Friday, September 03, 2010

Businesses Still Pay More For Speed and Likely Always Will

From the 2nd Quarter Global Broadband statistics report from Point Topic and a little bit of leg work of my own (ok no leg work, only finger work) some of the latest broadband prices per megabit in the US were encouraging.
For DSL service, they still offer the lowest monthly rate but it works out to the highest per megabit price -  1mbps download at $20/month or $20 per meg of bandwidth speed.
The best DSL price was $40/mo for up to 7 mbps speed or about $5.70/meg
For Cable offerings, Comcasts best deal was 50mbps for about $115/mo (for the first 6 months):  that works out to an amazing $2.30/meg!
Fiber technology still growing with the main supplier in the US being Verizon Fios whose top matching plan is 50mbps at about $140/month for and average $2.80/meg, a big drop from when it first rolled out.
Note: Being the speed freak I am, of course I am focusing on the top available speed plans of the three and please note these are also the residential options only.
The business internet plans are still pricier from the three main technology sources, but here is what is interesting and also what most business customers don't know:  The higher prices businesses often pay for their service, is used to offset the carrier costs of the residential offerings!
Shocker, I know!
Actually this is common practice, and is a strategic business plan to be able to focus on the bulk of their customer base which are residential consumers.

What Point Topic's global Q2 report shows however, is that the cable suppliers have been able to bring the costs for their business clients down much closer to that of the residential broadband customers.
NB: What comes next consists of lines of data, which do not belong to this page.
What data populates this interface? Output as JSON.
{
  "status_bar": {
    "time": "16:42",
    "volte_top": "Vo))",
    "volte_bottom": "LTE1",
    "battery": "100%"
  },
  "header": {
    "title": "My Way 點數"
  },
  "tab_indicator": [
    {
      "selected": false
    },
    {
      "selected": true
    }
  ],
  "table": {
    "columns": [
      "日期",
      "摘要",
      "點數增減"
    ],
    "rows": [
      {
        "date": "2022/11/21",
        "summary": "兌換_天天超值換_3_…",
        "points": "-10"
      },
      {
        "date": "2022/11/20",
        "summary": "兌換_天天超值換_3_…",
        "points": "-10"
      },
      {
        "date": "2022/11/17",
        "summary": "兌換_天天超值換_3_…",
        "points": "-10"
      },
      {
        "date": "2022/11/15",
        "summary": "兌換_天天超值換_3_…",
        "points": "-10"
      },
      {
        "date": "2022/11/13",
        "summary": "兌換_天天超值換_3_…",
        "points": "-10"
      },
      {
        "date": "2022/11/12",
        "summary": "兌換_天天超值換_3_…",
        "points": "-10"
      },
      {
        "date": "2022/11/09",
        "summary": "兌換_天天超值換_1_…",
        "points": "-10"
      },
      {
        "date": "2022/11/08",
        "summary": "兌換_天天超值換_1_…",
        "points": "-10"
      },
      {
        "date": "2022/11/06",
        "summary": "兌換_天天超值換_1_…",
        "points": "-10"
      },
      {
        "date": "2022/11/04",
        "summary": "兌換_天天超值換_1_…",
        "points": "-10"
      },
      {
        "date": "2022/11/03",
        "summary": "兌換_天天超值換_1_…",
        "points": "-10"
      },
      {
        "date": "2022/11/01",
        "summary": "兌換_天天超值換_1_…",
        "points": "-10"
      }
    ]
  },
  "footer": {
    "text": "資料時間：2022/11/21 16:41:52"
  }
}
That cost for businesses is roughly 1.5 times that of home owners, while business DSL is 3.9 higher and Fiber is 4.7 times higher than their comparable residential services.

Rest assured, those ratios will change. DSL, I do not expect will change much as providers just are not able to gain the numbers of residential clients needed to balance with the smaller amount of business clients. Fiber however is the broadband highway to the future. What is being laid out now in terms of fiber lines, has such longevity and capacity that providers costs will drop as the service becomes available to more and more clients. That 4.7 ratio is sure to drop as the service becomes available in more countries, and across more areas within existing fiber countries.